The biggest thing was that this was actually the celebration not the marriage.  When her husband came to our village for the week about 6 weeks ago is when the actual marriage officially took place.  The men of her family sit with the men of his family and 'do the negotiations of dowry and acceptance of the marriage proposal".  This was also the first time her husband and her would have met.  In villages they rarely sign any papers unless the couple comes to North Star some time later and decides to do so with the Consulate office.  The marriages in North Star (in cities) have taken on much more of a western feel however with brides wearing traditional white wedding gowns, having a reception and the use of wedding rings.

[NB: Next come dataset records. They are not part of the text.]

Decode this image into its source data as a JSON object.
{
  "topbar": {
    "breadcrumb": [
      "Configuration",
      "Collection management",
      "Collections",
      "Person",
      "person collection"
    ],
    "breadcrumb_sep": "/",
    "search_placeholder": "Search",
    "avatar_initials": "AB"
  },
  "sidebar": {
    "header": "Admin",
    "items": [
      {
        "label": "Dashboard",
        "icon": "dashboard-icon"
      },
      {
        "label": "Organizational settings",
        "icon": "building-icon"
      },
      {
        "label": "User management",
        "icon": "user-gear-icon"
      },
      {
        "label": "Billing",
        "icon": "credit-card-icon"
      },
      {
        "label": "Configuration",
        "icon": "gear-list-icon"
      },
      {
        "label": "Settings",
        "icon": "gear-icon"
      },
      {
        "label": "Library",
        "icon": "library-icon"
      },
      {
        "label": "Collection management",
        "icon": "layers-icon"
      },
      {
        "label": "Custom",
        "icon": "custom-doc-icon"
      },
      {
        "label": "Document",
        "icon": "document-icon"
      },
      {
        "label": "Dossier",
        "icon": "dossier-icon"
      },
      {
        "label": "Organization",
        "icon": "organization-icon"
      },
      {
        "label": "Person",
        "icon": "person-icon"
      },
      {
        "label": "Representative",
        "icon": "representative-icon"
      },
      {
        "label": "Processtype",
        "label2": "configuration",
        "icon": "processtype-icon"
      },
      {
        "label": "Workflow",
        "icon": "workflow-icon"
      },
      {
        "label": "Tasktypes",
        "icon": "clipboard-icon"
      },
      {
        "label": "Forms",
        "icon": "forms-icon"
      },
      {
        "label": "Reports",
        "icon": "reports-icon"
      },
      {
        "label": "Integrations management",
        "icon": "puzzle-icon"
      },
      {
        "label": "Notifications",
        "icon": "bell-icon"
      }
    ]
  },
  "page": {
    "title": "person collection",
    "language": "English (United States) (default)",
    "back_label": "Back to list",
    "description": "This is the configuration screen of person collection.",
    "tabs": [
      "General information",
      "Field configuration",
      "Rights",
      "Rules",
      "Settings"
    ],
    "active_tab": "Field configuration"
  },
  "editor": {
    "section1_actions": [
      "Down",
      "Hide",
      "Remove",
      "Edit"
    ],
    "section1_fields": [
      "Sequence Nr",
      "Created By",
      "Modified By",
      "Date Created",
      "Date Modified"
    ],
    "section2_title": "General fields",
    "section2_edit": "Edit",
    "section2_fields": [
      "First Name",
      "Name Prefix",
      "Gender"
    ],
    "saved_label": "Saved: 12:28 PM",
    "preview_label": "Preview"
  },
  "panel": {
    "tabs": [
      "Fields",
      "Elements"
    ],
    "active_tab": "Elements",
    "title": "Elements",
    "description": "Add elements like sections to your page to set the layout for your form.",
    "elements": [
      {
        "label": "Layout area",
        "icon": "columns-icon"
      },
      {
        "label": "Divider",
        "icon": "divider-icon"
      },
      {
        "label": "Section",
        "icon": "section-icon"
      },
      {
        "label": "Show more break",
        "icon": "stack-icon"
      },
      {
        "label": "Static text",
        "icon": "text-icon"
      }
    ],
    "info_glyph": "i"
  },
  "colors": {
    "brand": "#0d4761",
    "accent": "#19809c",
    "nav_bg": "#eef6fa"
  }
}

First time weddings for the female (of course because men might have many) would go something like this.  The bride would be paraded through the village.  About 10pm, the grooms family (but not him) would go get her at her family compound and bring her to a mutual friends/ family compound.  That is when the father would give her away and the groom's family would promise to care for her.  About midnight, the female family members would take her to the husbands house where they would then be wed and stay together.  

For a first marriage the woman must stay in the husband's house for 7 days straight, not leaving and not having visitors but he can, of course.  For a second marriage of the female it is 3 days.  After that time period, her friends and family would come and decorate her room.  Here is a kicker - after the wedding night a counselor,  it is this persons actual job, would come visit the couple in the morning and ask them how everything went! And discuss it with each.  If the female had difficulty accepting her husband (which he said is often the case because they may only be 15-20 years old and are scared) the consular continues to come each morning until things are worked out!   

All in all, it was a fun time, but it was nice to get home and by that I mean our village.  It was awkward being in another village and with people we didn't know.  It's funny how I can say our village feels like ours and we truly enjoy it better than another.